Controls the amount of detail written in the server log for each message that is logged.
At a glance
| Property | Value |
|---|---|
| Parameter | log_error_verbosity |
| Category | Error Reporting and Logging |
| Default | (see documentation) |
| Value type | enum |
| Change scope | Per-session (SET) |
| Available in | PostgreSQL 12, 13, 14, 15, 16, 17, 18, 19 (added in 12) |
What it does
Controls the amount of detail written in the server log for each message that is logged. Valid values are TERSE, DEFAULT, and VERBOSE, each adding more fields to displayed messages. TERSE excludes the logging of DETAIL, HINT, QUERY, and CONTEXT error information. VERBOSE output includes the SQLSTATE error code (see also errcodes_appendix) and the source code file name, function name, and line number that generated the error. Only superusers and users with the appropriate SET privilege can change this setting.

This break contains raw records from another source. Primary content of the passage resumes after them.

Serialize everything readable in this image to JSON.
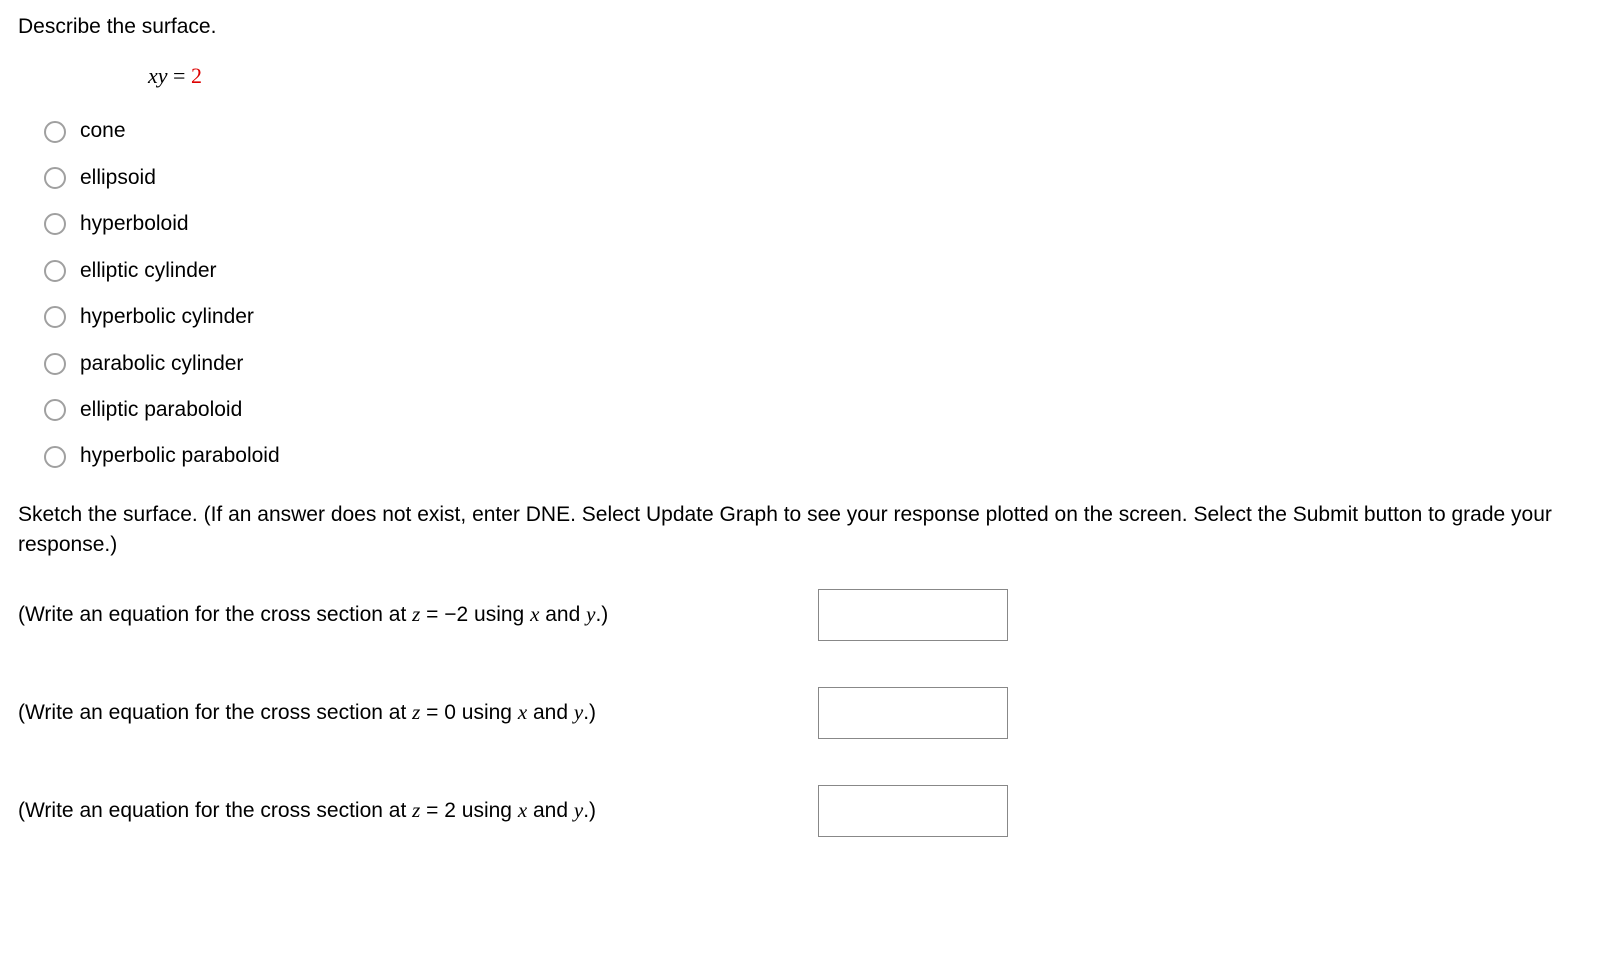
{
  "prompt": "Describe the surface.",
  "equation": {
    "lhs": "xy",
    "op": " = ",
    "constant": "2",
    "constant_color": "#dd0000"
  },
  "options": [
    "cone",
    "ellipsoid",
    "hyperboloid",
    "elliptic cylinder",
    "hyperbolic cylinder",
    "parabolic cylinder",
    "elliptic paraboloid",
    "hyperbolic paraboloid"
  ],
  "instructions": "Sketch the surface. (If an answer does not exist, enter DNE. Select Update Graph to see your response plotted on the screen. Select the Submit button to grade your response.)",
  "cross_sections": [
    {
      "pre": "(Write an equation for the cross section at ",
      "var": "z",
      "eq": " = −2 using ",
      "xv": "x",
      "mid": " and ",
      "yv": "y",
      "post": ".)",
      "value": ""
    },
    {
      "pre": "(Write an equation for the cross section at ",
      "var": "z",
      "eq": " = 0 using ",
      "xv": "x",
      "mid": " and ",
      "yv": "y",
      "post": ".)",
      "value": ""
    },
    {
      "pre": "(Write an equation for the cross section at ",
      "var": "z",
      "eq": " = 2 using ",
      "xv": "x",
      "mid": " and ",
      "yv": "y",
      "post": ".)",
      "value": ""
    }
  ],
  "style": {
    "body_font_size": 21,
    "body_color": "#000000",
    "background": "#ffffff",
    "radio_border_color": "#a0a0a0",
    "input_border_color": "#888888",
    "input_width": 190,
    "input_height": 52
  }
}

(Description quoted from the official PostgreSQL documentation.)
How to apply a change
Can be set per session with SET, per role/database with ALTER ROLE/DATABASE ... SET, or globally in postgresql.conf.
Inspect the current value and source with SHOW log_error_verbosity; or SELECT name, setting, unit, context, source FROM pg_settings WHERE name = 'log_error_verbosity';.
Tuning guidance
Tune this for observability versus log volume, not for raw performance. More verbose logging helps diagnose problems but costs disk and I/O; quieter logging saves space but hides detail. Pick a level your log pipeline can store and search, and raise verbosity temporarily when investigating an incident.